17 – All Alone

We have looked at squares and the significance they play in the philosophic speculation on numbers. One of the principle ways of understanding numbers is in their relationship to one another. For example, through the means of ratio the search for the ideal size of the unit, 1, the Monad, revealed the unique and important roles of 8 and 9. (See Ratios)

When we consider the square of 17 we find it yields 289.

But 289 is one more than 288, which is twice the square of 12 (144 x 2). 12 we recognise as the Solar number of the Year. There are 12 signs in a solar year. This is not exactly accidental.
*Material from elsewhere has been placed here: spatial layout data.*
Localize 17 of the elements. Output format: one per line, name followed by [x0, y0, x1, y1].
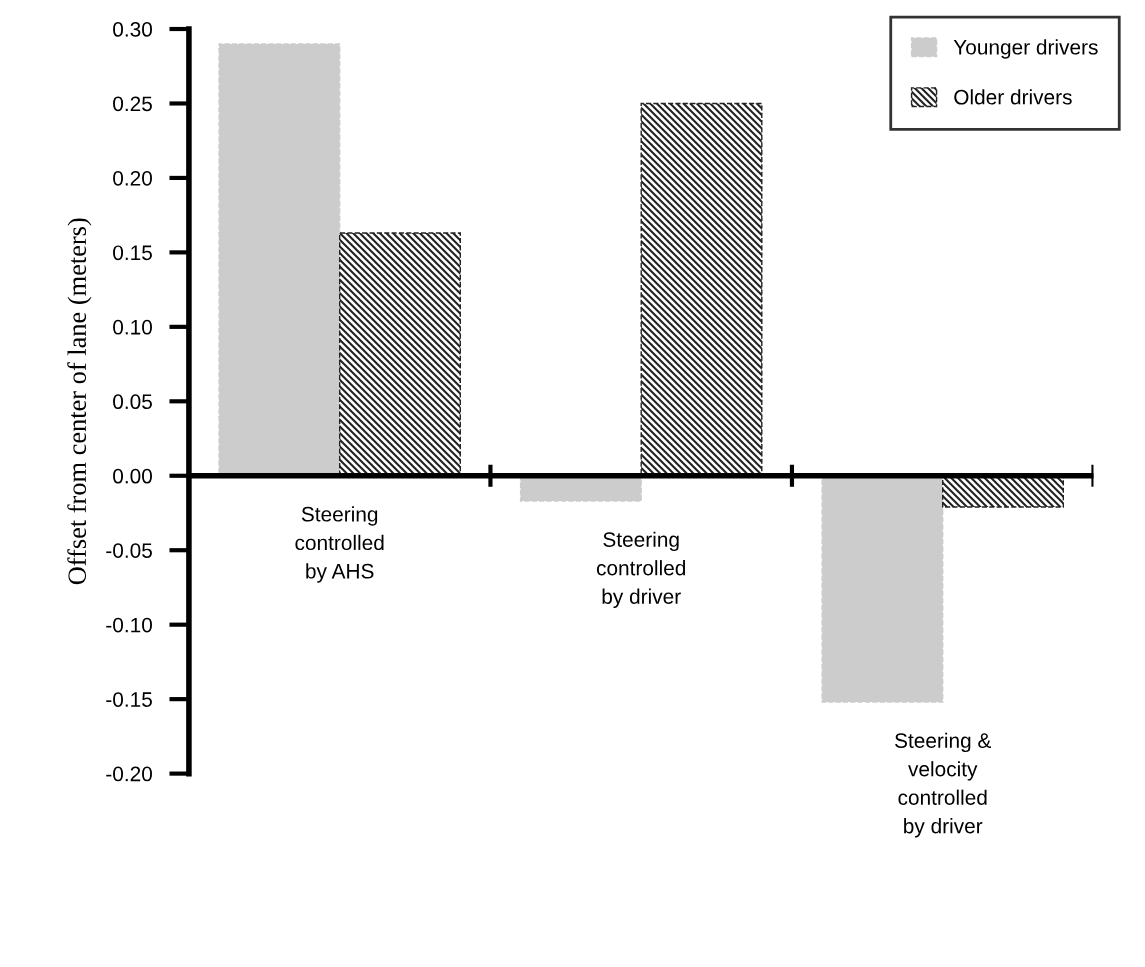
y-tick-label: -0.20 — [106, 766, 152, 782]
y-tick-label: -0.05 — [106, 543, 152, 558]
y-tick-label: 0.00 — [113, 468, 152, 484]
y-tick-label: 0.15 — [113, 245, 152, 261]
y-tick-label: 0.05 — [113, 394, 152, 410]
y-tick-label: 0.25 — [113, 96, 152, 112]
y-tick-label: 0.20 — [113, 170, 152, 186]
y-tick-label: 0.10 — [113, 319, 152, 335]
x-tick-label: Steering controlled by AHS — [295, 506, 384, 583]
legend-label: Younger drivers — [953, 39, 1098, 59]
y-tick-label: -0.15 — [106, 692, 152, 707]
y-tick-label: -0.10 — [106, 617, 152, 633]
legend-label: Older drivers — [954, 89, 1072, 105]
x-tick-label: Steering controlled by driver — [596, 531, 686, 609]
x-tick-label: Steering & velocity controlled by driver — [895, 732, 992, 838]
y-axis-title: Offset from center of lane (meters) — [67, 218, 92, 585]
y-tick-label: 0.30 — [113, 22, 152, 37]
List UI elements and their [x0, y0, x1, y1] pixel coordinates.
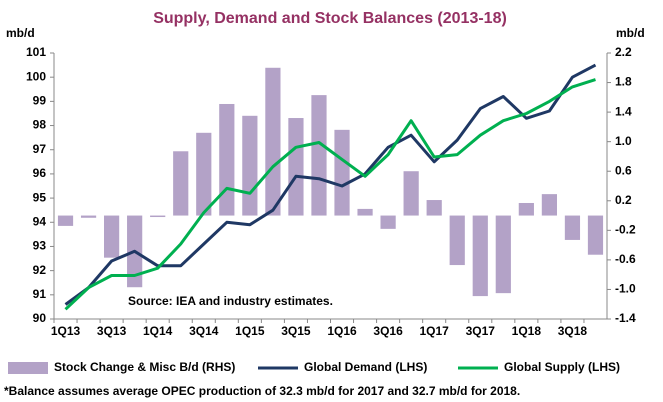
y2-tick-label: 0.2: [615, 193, 632, 207]
x-tick-label: 3Q16: [373, 324, 403, 338]
y-tick-label: 93: [33, 239, 47, 253]
legend-label: Global Supply (LHS): [504, 360, 620, 374]
y2-tick-label: 1.8: [615, 75, 632, 89]
bar: [449, 215, 465, 266]
bar: [495, 215, 511, 294]
bar: [311, 95, 327, 216]
bar: [334, 129, 350, 216]
x-tick-label: 1Q14: [143, 324, 173, 338]
bar: [288, 118, 304, 216]
y-tick-label: 96: [33, 166, 47, 180]
y-axis-label: mb/d: [6, 26, 35, 40]
x-tick-label: 3Q14: [189, 324, 219, 338]
y2-tick-label: -0.2: [615, 223, 636, 237]
legend-label: Global Demand (LHS): [304, 360, 427, 374]
bar: [357, 208, 373, 216]
line: [64, 78, 596, 311]
bar: [380, 215, 396, 229]
y-tick-label: 99: [33, 94, 47, 108]
y-tick-label: 101: [26, 45, 46, 59]
y-tick-label: 98: [33, 118, 47, 132]
y2-tick-label: 1.4: [615, 104, 632, 118]
bar: [564, 215, 581, 240]
y-tick-label: 91: [33, 287, 47, 301]
bar: [587, 215, 604, 255]
y2-tick-label: 0.6: [615, 163, 632, 177]
bar: [403, 171, 419, 216]
bar: [57, 215, 74, 226]
bar: [242, 115, 258, 216]
bar: [219, 103, 235, 216]
y-tick-label: 97: [33, 142, 47, 156]
bar: [80, 215, 97, 218]
bar: [150, 215, 166, 218]
y2-tick-label: 2.2: [615, 45, 632, 59]
y2-tick-label: -1.4: [615, 311, 636, 325]
y2-tick-label: -0.6: [615, 252, 636, 266]
x-tick-label: 3Q13: [97, 324, 127, 338]
bar: [518, 202, 534, 216]
x-tick-label: 1Q18: [512, 324, 542, 338]
y-tick-label: 100: [26, 69, 46, 83]
annotation: Source: IEA and industry estimates.: [128, 294, 333, 308]
y2-tick-label: 1.0: [615, 134, 632, 148]
x-tick-label: 1Q16: [327, 324, 357, 338]
bar: [173, 151, 189, 216]
bar: [472, 215, 488, 297]
bar: [426, 200, 442, 216]
y-tick-label: 94: [33, 214, 47, 228]
y2-tick-label: -1.0: [615, 282, 636, 296]
y-tick-label: 90: [33, 311, 47, 325]
x-tick-label: 1Q15: [235, 324, 265, 338]
footnote: *Balance assumes average OPEC production…: [4, 384, 520, 398]
legend-swatch: [8, 362, 48, 374]
x-tick-label: 1Q13: [51, 324, 81, 338]
y-tick-label: 95: [33, 190, 47, 204]
x-tick-label: 3Q18: [558, 324, 588, 338]
bar: [265, 67, 281, 216]
bar: [196, 132, 212, 216]
y2-axis-label: mb/d: [616, 26, 645, 40]
line: [64, 63, 597, 306]
bar: [541, 194, 557, 216]
chart-title: Supply, Demand and Stock Balances (2013-…: [153, 10, 507, 27]
x-tick-label: 3Q17: [466, 324, 496, 338]
x-tick-label: 1Q17: [420, 324, 450, 338]
legend-label: Stock Change & Misc B/d (RHS): [54, 360, 235, 374]
y-tick-label: 92: [33, 263, 47, 277]
bar: [104, 215, 120, 258]
x-tick-label: 3Q15: [281, 324, 311, 338]
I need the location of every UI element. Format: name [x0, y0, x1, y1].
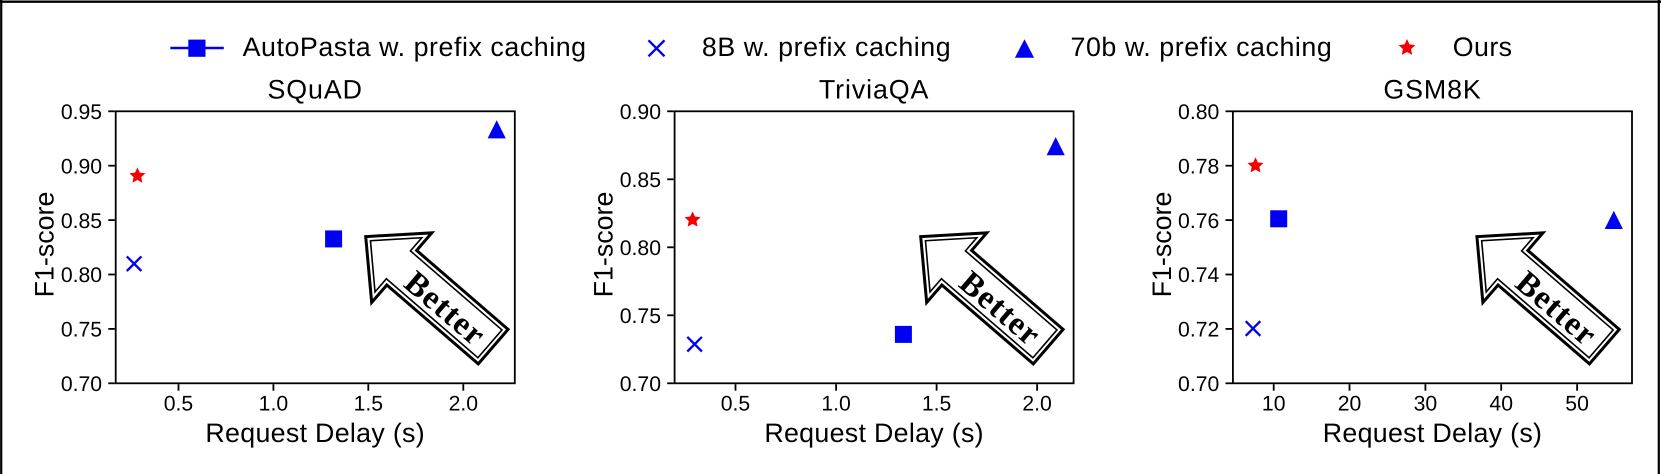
svg-text:50: 50: [1565, 393, 1589, 416]
svg-text:0.78: 0.78: [1178, 155, 1219, 178]
svg-text:0.90: 0.90: [61, 155, 102, 178]
svg-text:AutoPasta w. prefix caching: AutoPasta w. prefix caching: [243, 32, 587, 62]
svg-text:F1-score: F1-score: [1147, 192, 1177, 298]
svg-text:1.5: 1.5: [354, 393, 383, 416]
svg-text:2.0: 2.0: [1022, 393, 1051, 416]
svg-text:1.0: 1.0: [821, 393, 850, 416]
svg-text:0.72: 0.72: [1178, 319, 1219, 342]
svg-text:0.85: 0.85: [620, 169, 661, 192]
svg-text:0.76: 0.76: [1178, 210, 1219, 233]
svg-text:GSM8K: GSM8K: [1383, 75, 1481, 105]
svg-text:2.0: 2.0: [449, 393, 478, 416]
svg-text:0.5: 0.5: [721, 393, 750, 416]
svg-text:0.75: 0.75: [620, 305, 661, 328]
svg-text:0.80: 0.80: [61, 264, 102, 287]
svg-text:0.80: 0.80: [1178, 101, 1219, 124]
svg-text:Request Delay (s): Request Delay (s): [205, 418, 425, 448]
svg-text:F1-score: F1-score: [589, 192, 619, 298]
svg-text:TriviaQA: TriviaQA: [819, 75, 929, 105]
svg-text:0.90: 0.90: [620, 101, 661, 124]
svg-text:Request Delay (s): Request Delay (s): [764, 418, 984, 448]
svg-text:1.5: 1.5: [922, 393, 951, 416]
svg-text:0.70: 0.70: [61, 373, 102, 396]
svg-text:8B w. prefix caching: 8B w. prefix caching: [702, 32, 951, 62]
svg-text:0.74: 0.74: [1178, 264, 1219, 287]
svg-text:0.75: 0.75: [61, 319, 102, 342]
svg-text:40: 40: [1489, 393, 1513, 416]
svg-text:70b w. prefix caching: 70b w. prefix caching: [1071, 32, 1333, 62]
svg-text:0.85: 0.85: [61, 210, 102, 233]
svg-text:20: 20: [1338, 393, 1362, 416]
svg-text:F1-score: F1-score: [30, 192, 60, 298]
svg-text:0.95: 0.95: [61, 101, 102, 124]
svg-text:Request Delay (s): Request Delay (s): [1323, 418, 1543, 448]
svg-text:30: 30: [1414, 393, 1438, 416]
svg-text:10: 10: [1262, 393, 1286, 416]
svg-text:1.0: 1.0: [259, 393, 288, 416]
svg-text:0.70: 0.70: [620, 373, 661, 396]
svg-text:0.70: 0.70: [1178, 373, 1219, 396]
svg-text:Ours: Ours: [1453, 32, 1513, 62]
svg-text:0.5: 0.5: [164, 393, 193, 416]
svg-text:SQuAD: SQuAD: [268, 75, 363, 105]
svg-text:0.80: 0.80: [620, 237, 661, 260]
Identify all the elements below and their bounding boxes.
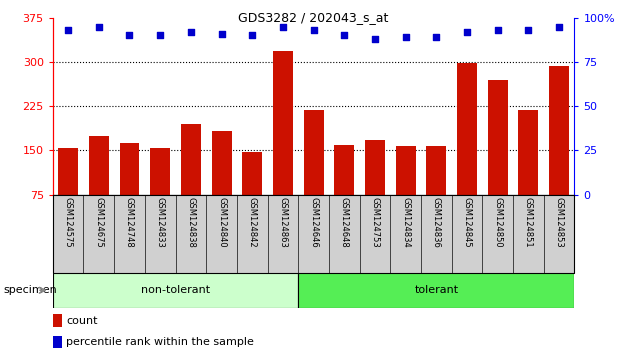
Bar — [273, 51, 293, 195]
Text: GSM124838: GSM124838 — [186, 197, 196, 248]
Bar — [119, 143, 140, 195]
Bar — [176, 195, 206, 273]
Text: GSM124850: GSM124850 — [493, 197, 502, 248]
Text: GSM124836: GSM124836 — [432, 197, 441, 248]
Bar — [457, 63, 477, 195]
Bar — [53, 336, 62, 348]
Bar — [329, 195, 360, 273]
Bar — [298, 273, 574, 308]
Text: GSM124863: GSM124863 — [278, 197, 288, 248]
Bar — [421, 195, 451, 273]
Text: percentile rank within the sample: percentile rank within the sample — [66, 337, 254, 347]
Text: GDS3282 / 202043_s_at: GDS3282 / 202043_s_at — [238, 11, 389, 24]
Bar — [181, 124, 201, 195]
Text: GSM124853: GSM124853 — [555, 197, 564, 248]
Bar — [53, 273, 298, 308]
Point — [125, 33, 135, 38]
Bar — [513, 195, 544, 273]
Point — [432, 34, 442, 40]
Point — [309, 27, 319, 33]
Bar — [360, 195, 391, 273]
Text: GSM124646: GSM124646 — [309, 197, 318, 248]
Bar — [483, 195, 513, 273]
Bar — [365, 141, 385, 195]
Bar — [427, 146, 446, 195]
Bar — [304, 110, 324, 195]
Text: GSM124842: GSM124842 — [248, 197, 256, 248]
Bar — [487, 80, 508, 195]
Bar — [150, 148, 170, 195]
Text: GSM124840: GSM124840 — [217, 197, 226, 248]
Point — [492, 27, 502, 33]
Bar — [396, 146, 415, 195]
Bar — [114, 195, 145, 273]
Bar — [53, 195, 83, 273]
Bar — [206, 195, 237, 273]
Text: tolerant: tolerant — [414, 285, 458, 295]
Bar — [391, 195, 421, 273]
Bar — [53, 314, 62, 327]
Text: GSM124753: GSM124753 — [371, 197, 379, 248]
Bar — [298, 195, 329, 273]
Point — [94, 24, 104, 29]
Point — [370, 36, 380, 42]
Point — [217, 31, 227, 36]
Bar — [268, 195, 298, 273]
Text: GSM124575: GSM124575 — [63, 197, 73, 248]
Text: GSM124675: GSM124675 — [94, 197, 103, 248]
Point — [462, 29, 472, 35]
Text: GSM124834: GSM124834 — [401, 197, 410, 248]
Bar — [451, 195, 483, 273]
Bar — [519, 110, 538, 195]
Text: non-tolerant: non-tolerant — [141, 285, 210, 295]
Point — [63, 27, 73, 33]
Bar — [89, 136, 109, 195]
Point — [278, 24, 288, 29]
Bar — [544, 195, 574, 273]
Bar — [334, 144, 354, 195]
Text: GSM124648: GSM124648 — [340, 197, 349, 248]
Point — [401, 34, 410, 40]
Text: GSM124748: GSM124748 — [125, 197, 134, 248]
Text: GSM124833: GSM124833 — [156, 197, 165, 248]
Bar — [58, 148, 78, 195]
Point — [155, 33, 165, 38]
Bar — [212, 131, 232, 195]
Bar — [145, 195, 176, 273]
Point — [339, 33, 349, 38]
Bar — [549, 66, 569, 195]
Point — [554, 24, 564, 29]
Bar — [83, 195, 114, 273]
Bar — [242, 152, 262, 195]
Point — [186, 29, 196, 35]
Text: specimen: specimen — [3, 285, 57, 295]
Text: count: count — [66, 316, 98, 326]
Point — [524, 27, 533, 33]
Point — [247, 33, 257, 38]
Text: GSM124845: GSM124845 — [463, 197, 471, 248]
Bar — [237, 195, 268, 273]
Text: GSM124851: GSM124851 — [524, 197, 533, 248]
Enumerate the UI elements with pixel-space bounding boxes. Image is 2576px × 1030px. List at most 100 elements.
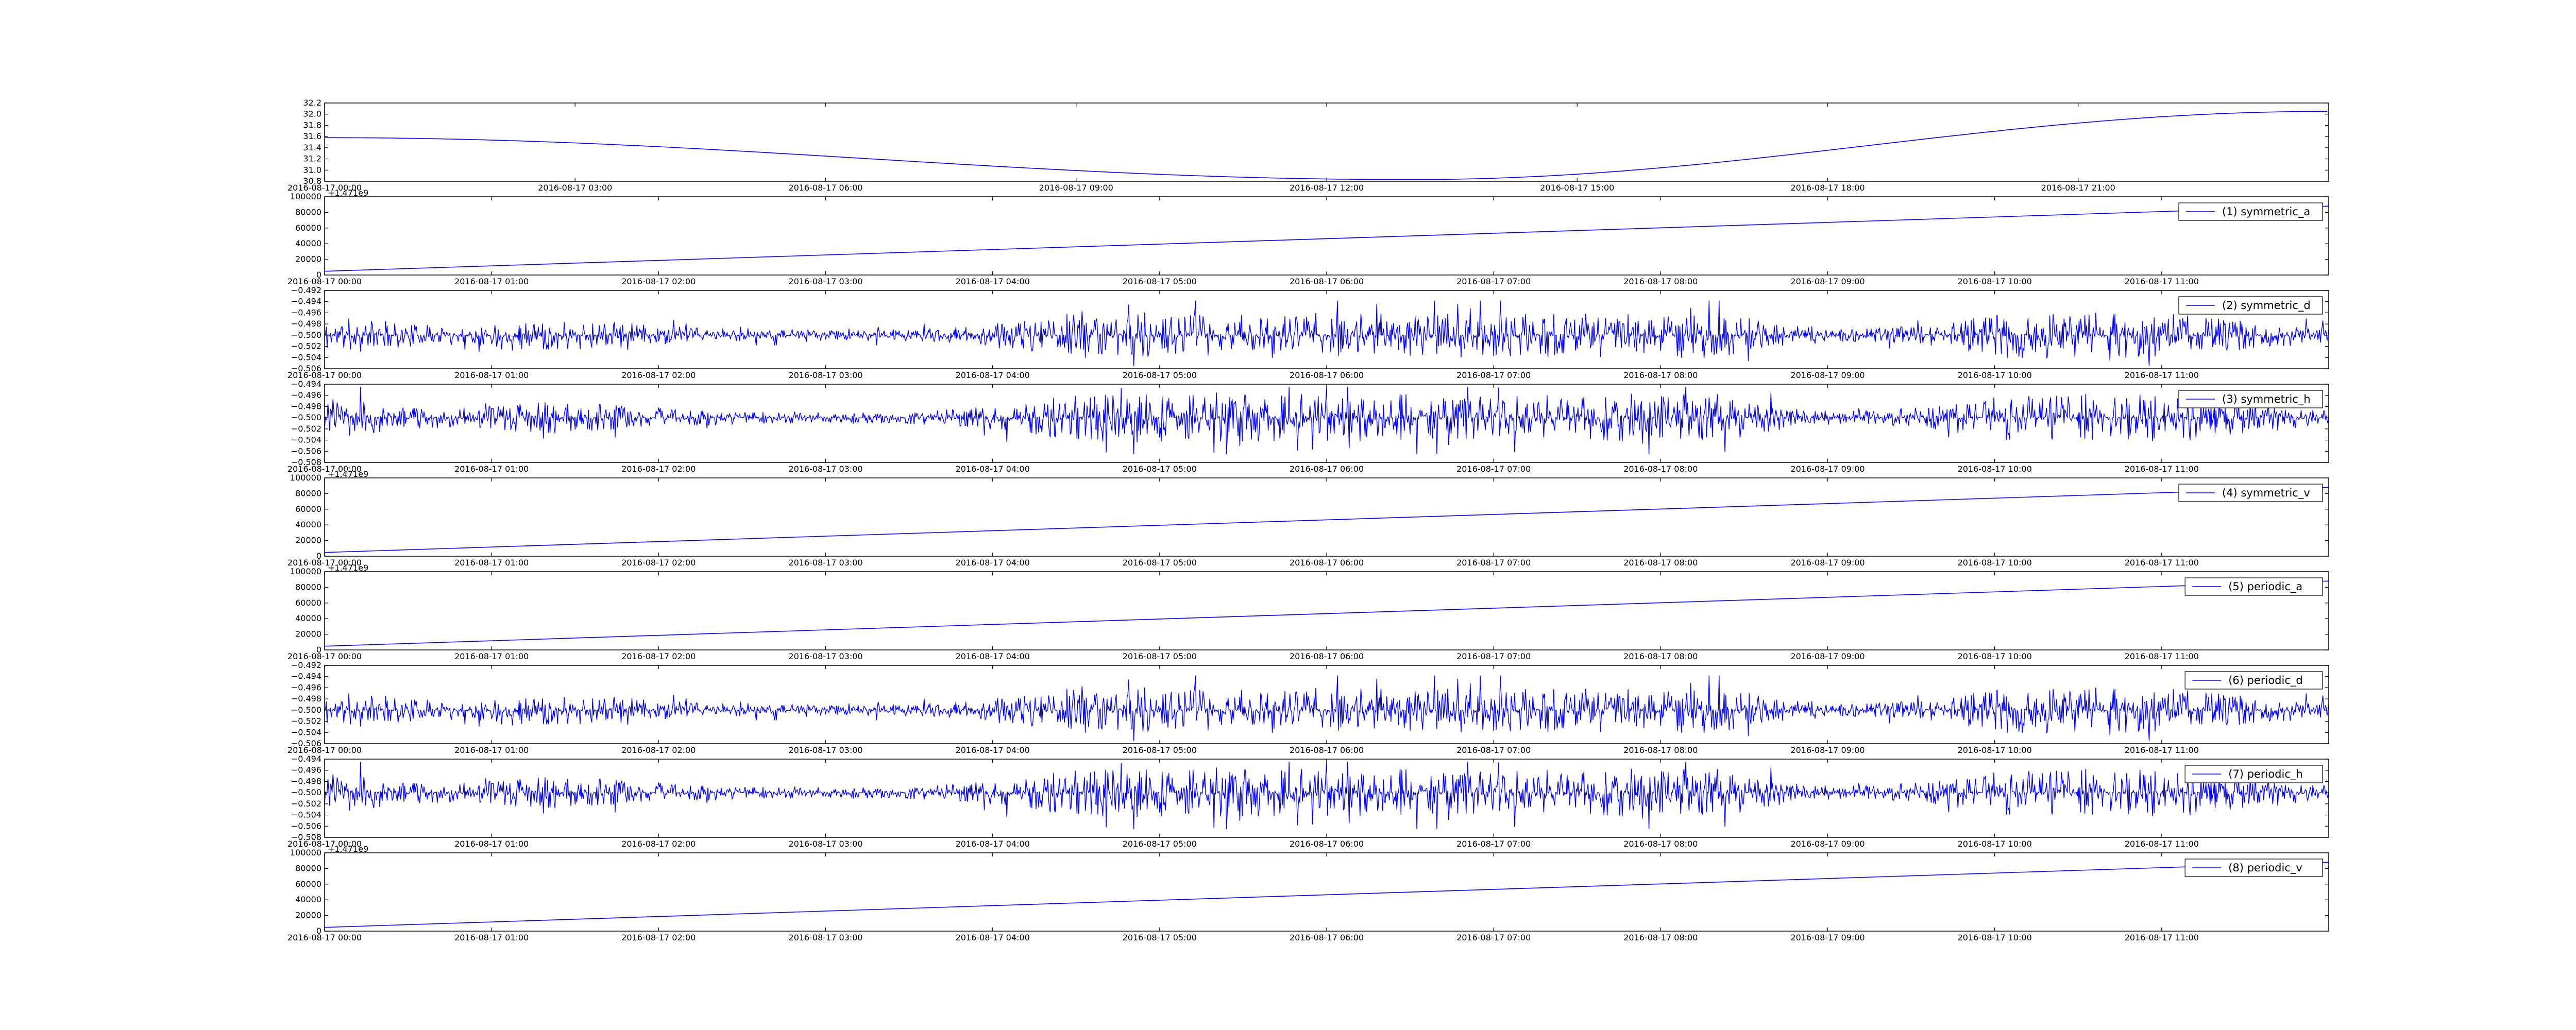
- subplot-4: −0.508−0.506−0.504−0.502−0.500−0.498−0.4…: [287, 379, 2329, 474]
- y-tick-label: −0.500: [291, 330, 321, 340]
- y-tick-label: 100000: [290, 848, 321, 857]
- x-tick-label: 2016-08-17 01:00: [454, 651, 529, 661]
- x-tick-label: 2016-08-17 08:00: [1623, 839, 1698, 849]
- x-tick-label: 2016-08-17 04:00: [956, 464, 1030, 474]
- x-tick-label: 2016-08-17 11:00: [2125, 370, 2199, 380]
- legend-label: (5) periodic_a: [2228, 580, 2302, 593]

The number 360 was chosen as the number of degrees in a circle because that is the number of days – approximately – that it takes for the Sun to return to its position in the Heavens. This leads to the use today of 30 degrees as a significant degree. So we find that four of the months of the year are 30 days in length. 12 x 30 = 360. One full circle, or (almost) one full year.

So that’s something about 12 and why we use it today.

But we also need to notice that 17 squared is slightly more than the square of 12 doubled – doubled because these are the two sides of right-angled triangle, or a square. The diagonal of such a square is then shown to be just short of 17.

But there is a better equality than this. It consists of the square of 15 added to the square of 8. 8 x 8= 64; 15 x 15 = 225. 225 + 64 = 289. A much better fit than simply 2 twelves.

So these are some of the significant features of the number 17.

But we began this talking about the importance of ratios and the place of 8 and 9 in relationship.

When we consider 8 squared and take it from 9 squared we find the interval between them is 17. 81-64 = 17.

So what? It had to be somewhere! But this is the reinforcing nature of numbers. When one is discovered to have a particular relationship to another and then to have that relationship – or relativity if you prefer – strengthened indicates a particular bond between them. This explains the excitement that Pythagoras felt on the discovery of the 3, 4, 5 triangle. Though many claim it was not he who first discovered this. But then most people think of numbers only in terms of how many have they got of whatever it is they suppose they possess.